At the very least, you should be auditing database access rights, and Security Event Manager tracks and audits database logins and logouts, as well as changes made within the database. The application is designed to integrate with Oracle Database and comes with a “Recommended Oracle Audit” script to audit these essential categories, in addition to other metrics.
To support an effective patch management security strategy for databases, having a dedicated patching tool like SolarWinds® Patch Manager can make it easier to perform third-party patch management across thousands of servers and workstations at the same time, so they remain updated and compliant.
Patch Manager is designed to reduce the time it takes to patch physical and virtual Windows desktops and servers from weeks to minutes with pre-built and tested patches to ensure successful patch deployments for critical business applications like Adobe, Apple, Oracle, and more—no complicated scripting needed.
- Database Firewalls
In addition to third-party software, database firewalls add another layer of security to your database. Firewalls function as proxies, helping ensure incoming and outgoing traffic is authorized and secure, while also working to prevent successful SQL injections.
7. Educate Your End Users
Studies show that as the amount of cybercrime continues to increase year over year, attacks are being focused more on people rather than systems. You can have all the firewalls and SIEM applications in the world, and user-generated security issues can still slip through. For instance, if a manager or someone in your organization with admin privileges keeps their passwords sticky-noted to their monitor, under their keyboard, or in some other conspicuous location, it increases the opportunities for someone who’s up to no good to do something malicious.

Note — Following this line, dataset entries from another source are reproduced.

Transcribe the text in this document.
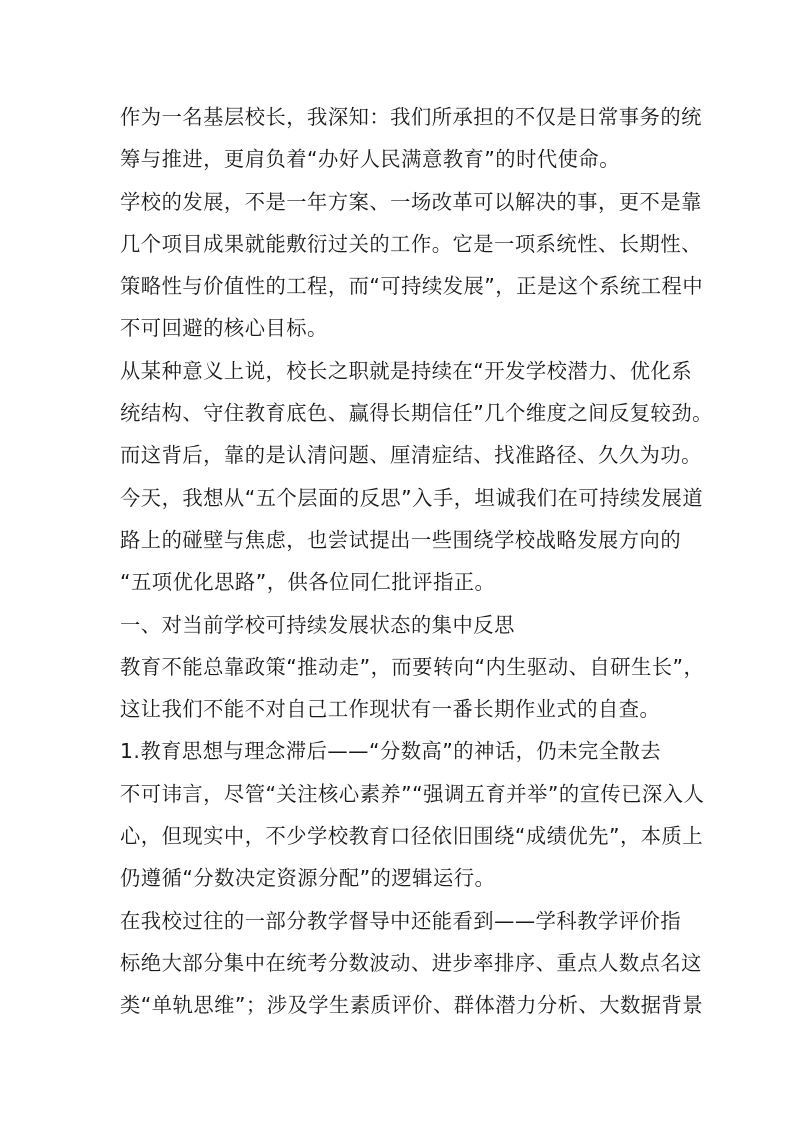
作为一名基层校长，我深知：我们所承担的不仅是日常事务的统
筹与推进，更肩负着“办好人民满意教育”的时代使命。
学校的发展，不是一年方案、一场改革可以解决的事，更不是靠
几个项目成果就能敷衍过关的工作。它是一项系统性、长期性、
策略性与价值性的工程，而“可持续发展”，正是这个系统工程中
不可回避的核心目标。
从某种意义上说，校长之职就是持续在“开发学校潜力、优化系
统结构、守住教育底色、赢得长期信任”几个维度之间反复较劲。
而这背后，靠的是认清问题、厘清症结、找准路径、久久为功。
今天，我想从“五个层面的反思”入手，坦诚我们在可持续发展道
路上的碰壁与焦虑，也尝试提出一些围绕学校战略发展方向的
“五项优化思路”，供各位同仁批评指正。
一、对当前学校可持续发展状态的集中反思
教育不能总靠政策“推动走”，而要转向“内生驱动、自研生长”，
这让我们不能不对自己工作现状有一番长期作业式的自查。
1.教育思想与理念滞后——“分数高”的神话，仍未完全散去
不可讳言，尽管“关注核心素养”“强调五育并举”的宣传已深入人
心，但现实中，不少学校教育口径依旧围绕“成绩优先”，本质上
仍遵循“分数决定资源分配”的逻辑运行。
在我校过往的一部分教学督导中还能看到——学科教学评价指
标绝大部分集中在统考分数波动、进步率排序、重点人数点名这
类“单轨思维”；涉及学生素质评价、群体潜力分析、大数据背景
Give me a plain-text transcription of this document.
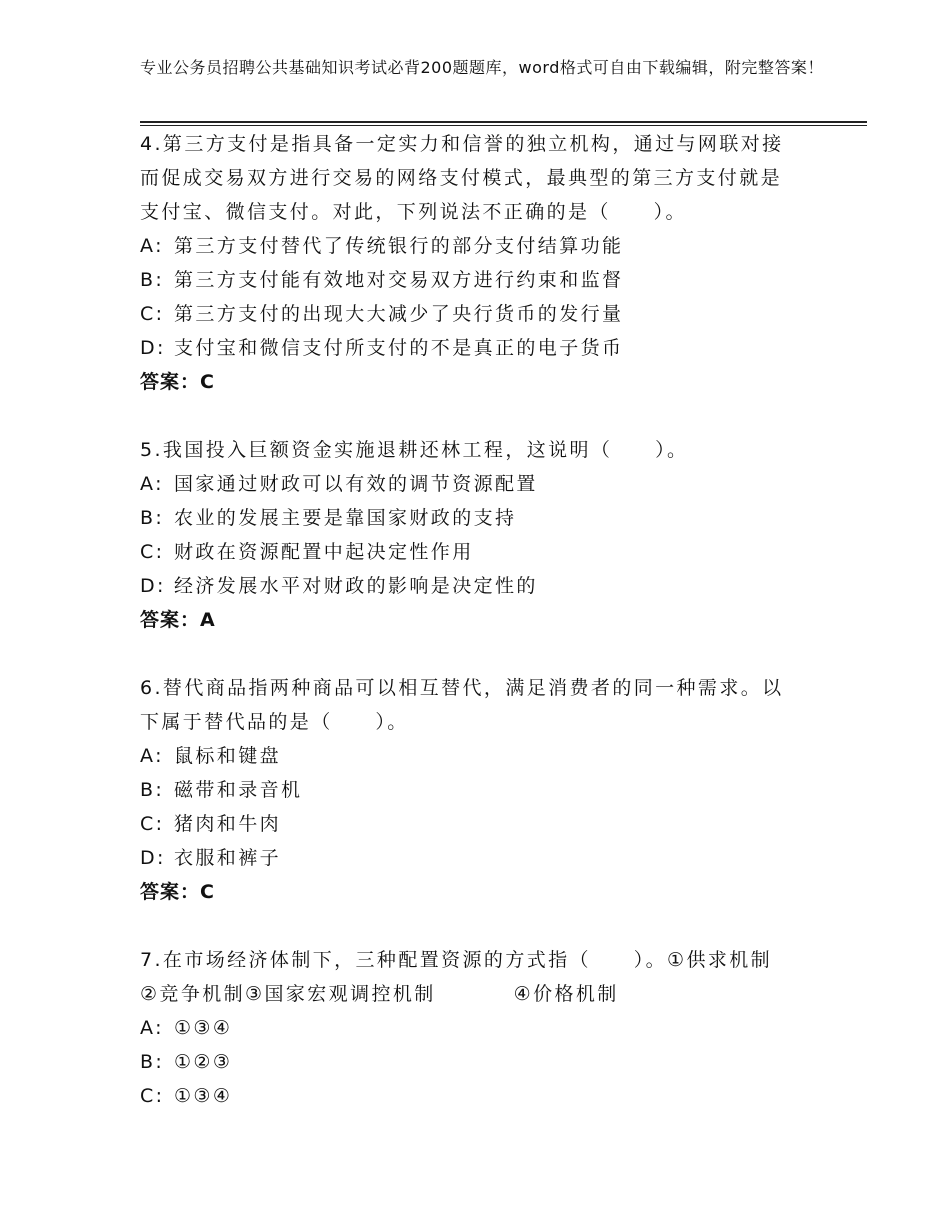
专业公务员招聘公共基础知识考试必背200题题库，word格式可自由下载编辑，附完整答案！

4.第三方支付是指具备一定实力和信誉的独立机构，通过与网联对接而促成交易双方进行交易的网络支付模式，最典型的第三方支付就是支付宝、微信支付。对此，下列说法不正确的是（　　）。

A: 第三方支付替代了传统银行的部分支付结算功能

B: 第三方支付能有效地对交易双方进行约束和监督

C: 第三方支付的出现大大减少了央行货币的发行量

D: 支付宝和微信支付所支付的不是真正的电子货币

答案：C

5.我国投入巨额资金实施退耕还林工程，这说明（　　）。

A: 国家通过财政可以有效的调节资源配置

B: 农业的发展主要是靠国家财政的支持

C: 财政在资源配置中起决定性作用

D: 经济发展水平对财政的影响是决定性的

答案：A

6.替代商品指两种商品可以相互替代，满足消费者的同一种需求。以下属于替代品的是（　　）。

A: 鼠标和键盘

B: 磁带和录音机

C: 猪肉和牛肉

D: 衣服和裤子

答案：C

7.在市场经济体制下，三种配置资源的方式指（　　）。①供求机制
②竞争机制③国家宏观调控机制	④价格机制

A: ①③④

B: ①②③

C: ①③④
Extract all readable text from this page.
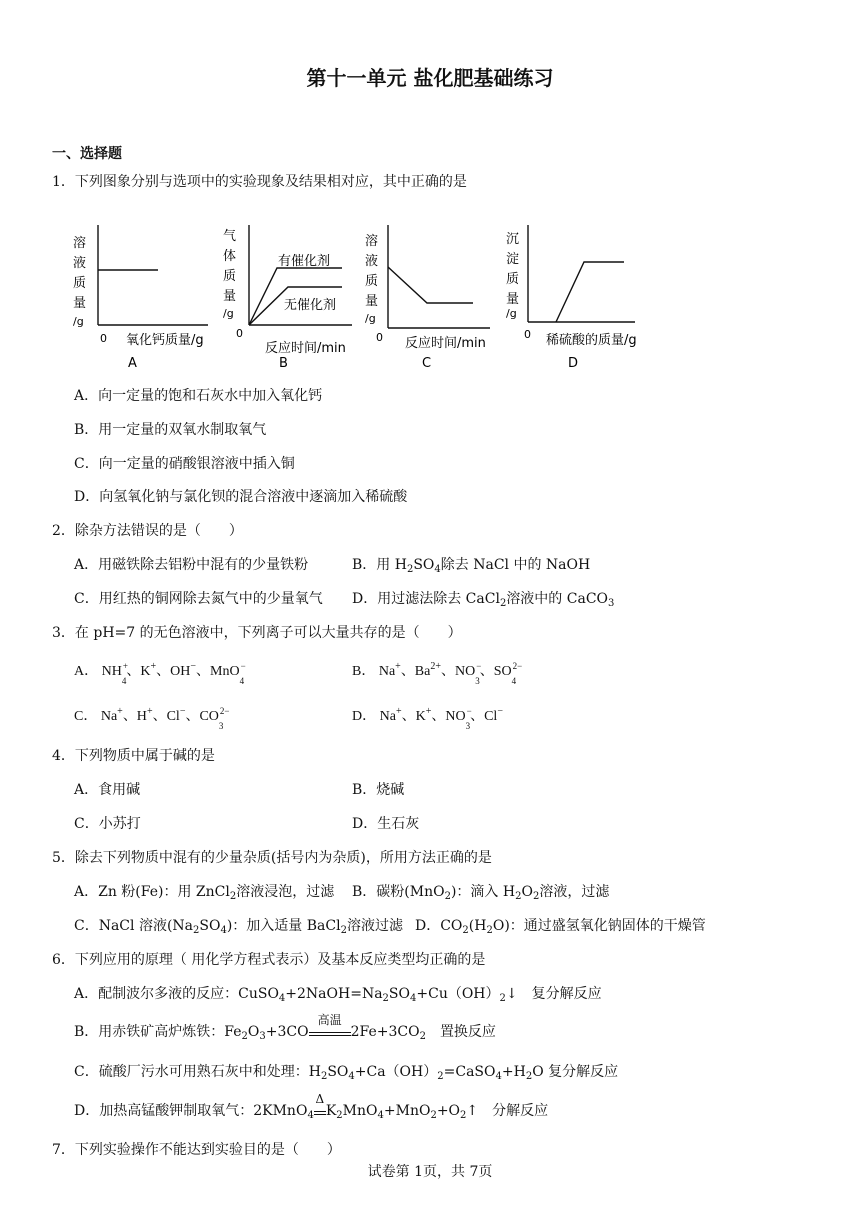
第十一单元 盐化肥基础练习
一、选择题
1．下列图象分别与选项中的实验现象及结果相对应，其中正确的是
溶
液
质
量
/g
0 氧化钙质量/g
A
气
体
质
量
/g
有催化剂
无催化剂
0
反应时间/min
B
溶
液
质
量
/g
0 反应时间/min
C
沉
淀
质
量
/g
0 稀硫酸的质量/g
D
A．向一定量的饱和石灰水中加入氧化钙
B．用一定量的双氧水制取氧气
C．向一定量的硝酸银溶液中插入铜
D．向氢氧化钠与氯化钡的混合溶液中逐滴加入稀硫酸
2．除杂方法错误的是（　　）
A．用磁铁除去铝粉中混有的少量铁粉	B．用 $H_2SO_4$除去 NaCl 中的 NaOH
C．用红热的铜网除去氮气中的少量氧气 D．用过滤法除去 CaCl$_2$溶液中的 CaCO$_3$
3．在 pH=7 的无色溶液中，下列离子可以大量共存的是（　　）
A． NH +
$_4$、K+、OH−、MnO −
$_4$
B． Na+、$Ba^{2+}$、NO −
$_3$、SO 2−
$_4$
C． Na+、H+、Cl−、CO 2−
$_3$
D． Na+、K+、NO −
$_3$、Cl−
4．下列物质中属于碱的是
A．食用碱	B．烧碱
C．小苏打	D．生石灰
5．除去下列物质中混有的少量杂质(括号内为杂质)，所用方法正确的是
A．Zn 粉(Fe)：用 ZnCl$_2$溶液浸泡，过滤 B．碳粉(MnO$_2$)：滴入 $H_2O_2$溶液，过滤
C．NaCl 溶液$(Na_2SO_4)$：加入适量 BaCl$_2$溶液过滤 D．$CO_2(H_2O)$：通过盛氢氧化钠固体的干燥管
6．下列应用的原理（ 用化学方程式表示）及基本反应类型均正确的是
A．配制波尔多液的反应：$CuSO_4+2NaOH=Na_2SO_4+Cu(OH)_2↓$　 复分解反应
B．用赤铁矿高炉炼铁：$Fe_2O_3+3CO$
高温
$2Fe+3CO_2$　 置换反应
C．硫酸厂污水可用熟石灰中和处理：$H_2SO_4+Ca(OH)_2=CaSO_4+H_2O$ 复分解反应
D．加热高锰酸钾制取氧气：2KMnO$_4$
Δ
$K_2MnO_4+MnO_2+O_2↑$　 分解反应
7．下列实验操作不能达到实验目的是（　　）
试卷第 1页，共 7页
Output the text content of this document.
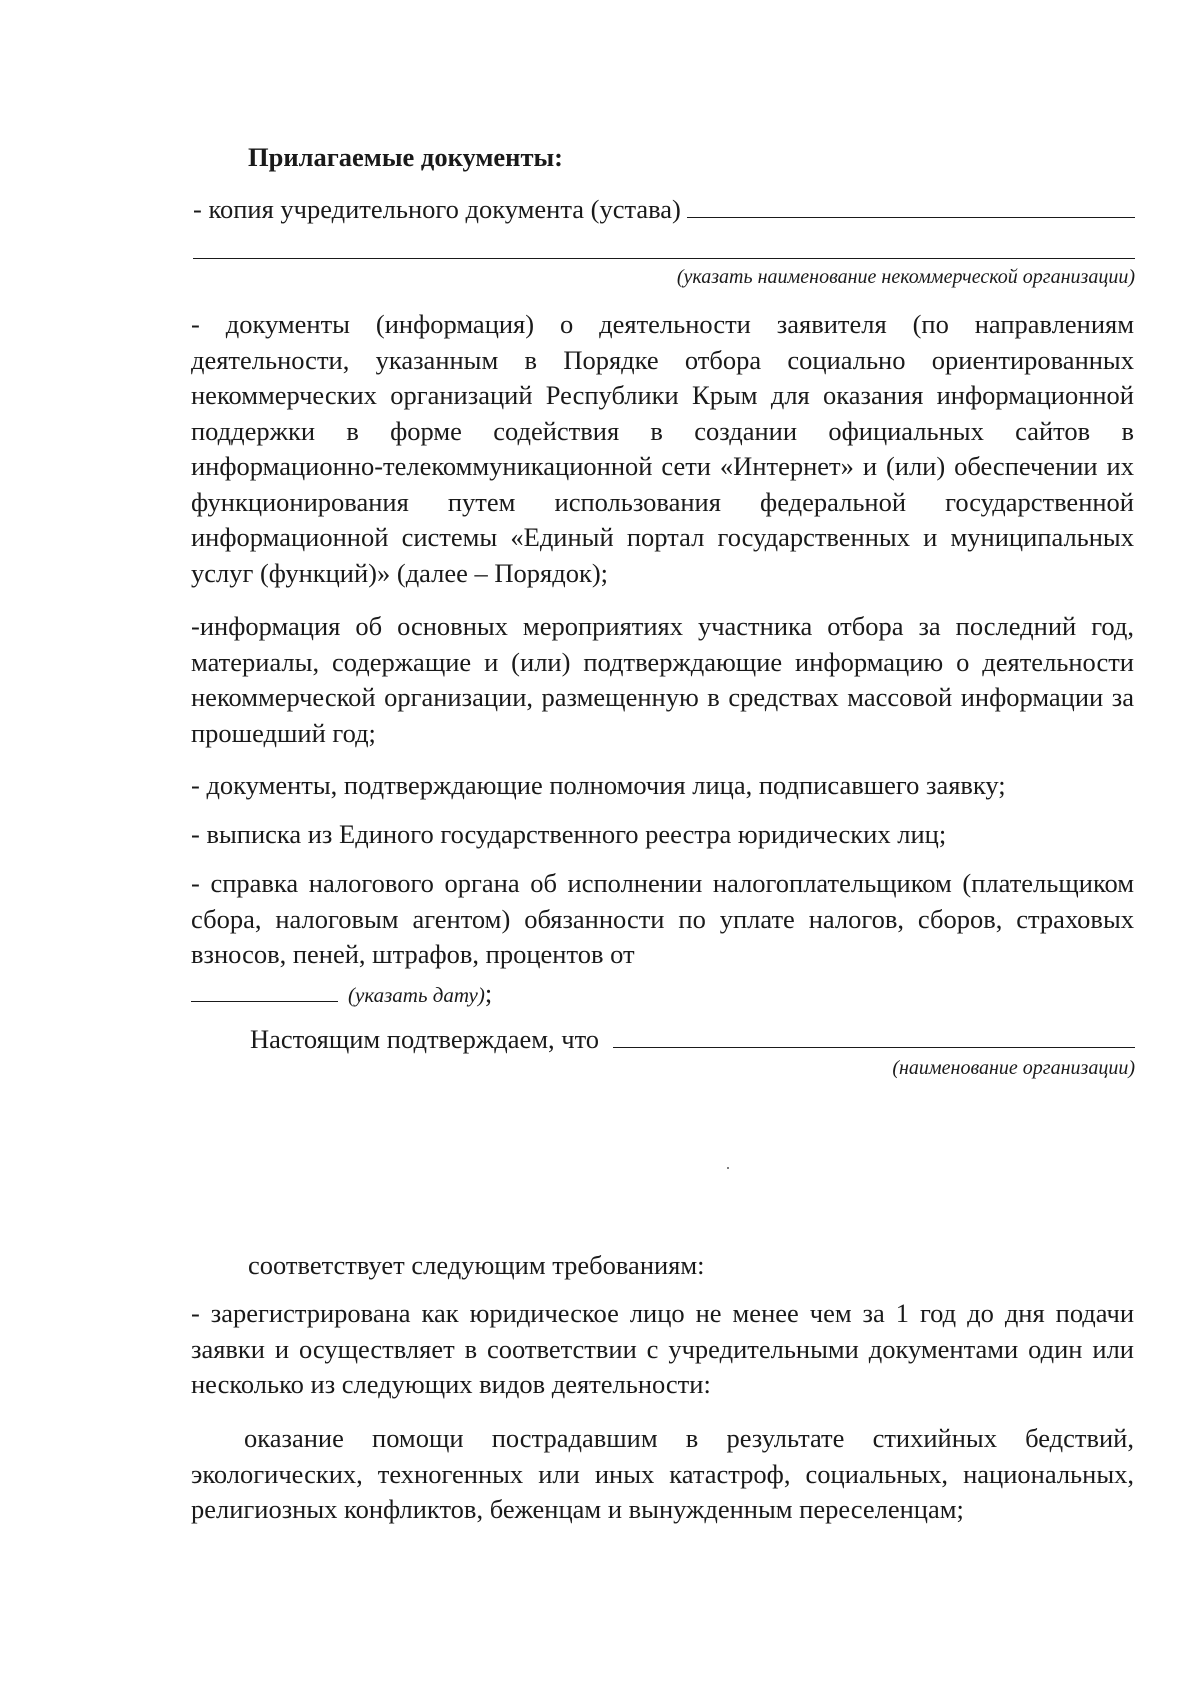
Прилагаемые документы:
- копия учредительного документа (устава)
(указать наименование некоммерческой организации)

- документы (информация) о деятельности заявителя (по направлениям деятельности, указанным в Порядке отбора социально ориентированных некоммерческих организаций Республики Крым для оказания информационной поддержки в форме содействия в создании официальных сайтов в информационно-телекоммуникационной сети «Интернет» и (или) обеспечении их функционирования путем использования федеральной государственной информационной системы «Единый портал государственных и муниципальных услуг (функций)» (далее – Порядок);

-информация об основных мероприятиях участника отбора за последний год, материалы, содержащие и (или) подтверждающие информацию о деятельности некоммерческой организации, размещенную в средствах массовой информации за прошедший год;

- документы, подтверждающие полномочия лица, подписавшего заявку;

- выписка из Единого государственного реестра юридических лиц;

- справка налогового органа об исполнении налогоплательщиком (плательщиком сбора, налоговым агентом) обязанности по уплате налогов, сборов, страховых взносов, пеней, штрафов, процентов от

(указать дату) ;
Настоящим подтверждаем, что
(наименование организации)

соответствует следующим требованиям:

- зарегистрирована как юридическое лицо не менее чем за 1 год до дня подачи заявки и осуществляет в соответствии с учредительными документами один или несколько из следующих видов деятельности:

оказание помощи пострадавшим в результате стихийных бедствий, экологических, техногенных или иных катастроф, социальных, национальных, религиозных конфликтов, беженцам и вынужденным переселенцам;
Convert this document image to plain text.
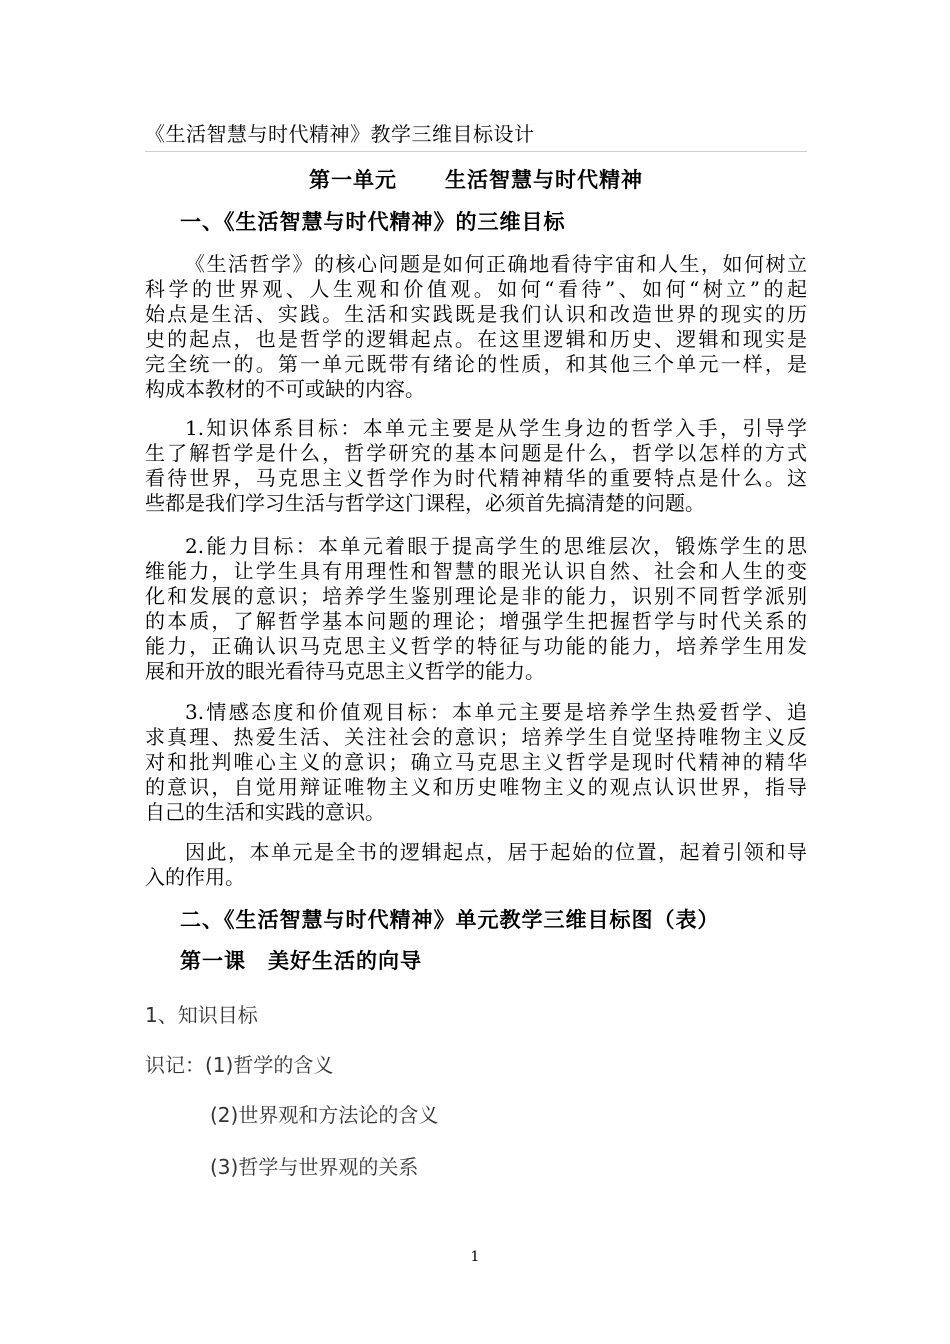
《生活智慧与时代精神》教学三维目标设计
第一单元 生活智慧与时代精神
一、《生活智慧与时代精神》的三维目标
《生活哲学》的核心问题是如何正确地看待宇宙和人生，如何树立
科学的世界观、人生观和价值观。如何“看待”、如何“树立”的起
始点是生活、实践。生活和实践既是我们认识和改造世界的现实的历
史的起点，也是哲学的逻辑起点。在这里逻辑和历史、逻辑和现实是
完全统一的。第一单元既带有绪论的性质，和其他三个单元一样，是
构成本教材的不可或缺的内容。
1.知识体系目标：本单元主要是从学生身边的哲学入手，引导学
生了解哲学是什么，哲学研究的基本问题是什么，哲学以怎样的方式
看待世界，马克思主义哲学作为时代精神精华的重要特点是什么。这
些都是我们学习生活与哲学这门课程，必须首先搞清楚的问题。
2.能力目标：本单元着眼于提高学生的思维层次，锻炼学生的思
维能力，让学生具有用理性和智慧的眼光认识自然、社会和人生的变
化和发展的意识；培养学生鉴别理论是非的能力，识别不同哲学派别
的本质，了解哲学基本问题的理论；增强学生把握哲学与时代关系的
能力，正确认识马克思主义哲学的特征与功能的能力，培养学生用发
展和开放的眼光看待马克思主义哲学的能力。
3.情感态度和价值观目标：本单元主要是培养学生热爱哲学、追
求真理、热爱生活、关注社会的意识；培养学生自觉坚持唯物主义反
对和批判唯心主义的意识；确立马克思主义哲学是现时代精神的精华
的意识，自觉用辩证唯物主义和历史唯物主义的观点认识世界，指导
自己的生活和实践的意识。
因此，本单元是全书的逻辑起点，居于起始的位置，起着引领和导
入的作用。
二、《生活智慧与时代精神》单元教学三维目标图（表）
第一课 美好生活的向导
1、知识目标
识记：(1)哲学的含义
(2)世界观和方法论的含义
(3)哲学与世界观的关系
1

Holding regular security training sessions for the regular end users at your organization can be a useful way to emphasize the importance of being careful. It provides a chance for support technicians or DBAs to keep workers up to date on security standards, legislation, and cybercrime trends.
8. Stay Vigilant
The unfortunate reality is database security is a constant and ongoing process. There’s no one-and-done model. We live in the information age, data is valuable, and cyberattackers are determined. Resting on your laurels or treating security as something to take care of when you have the time is a surefire recipe for trouble. The responsibility of actively ensuring your Oracle database security standards are not only up to date but also enforced is a big one, but it’s also an essential part of doing all you can to prevent your database from being hacked. I am not saying you should be paranoid, only that you should remain cautious, observant, and aware.
It can seem like an uphill battle; but in the same way we don’t hear about all the airplane flights that land without issue, we don’t often hear about an IT department successfully fending off an attempted cyberattack. In many cases, no news is good news—and a sure sign you’re properly protecting your data.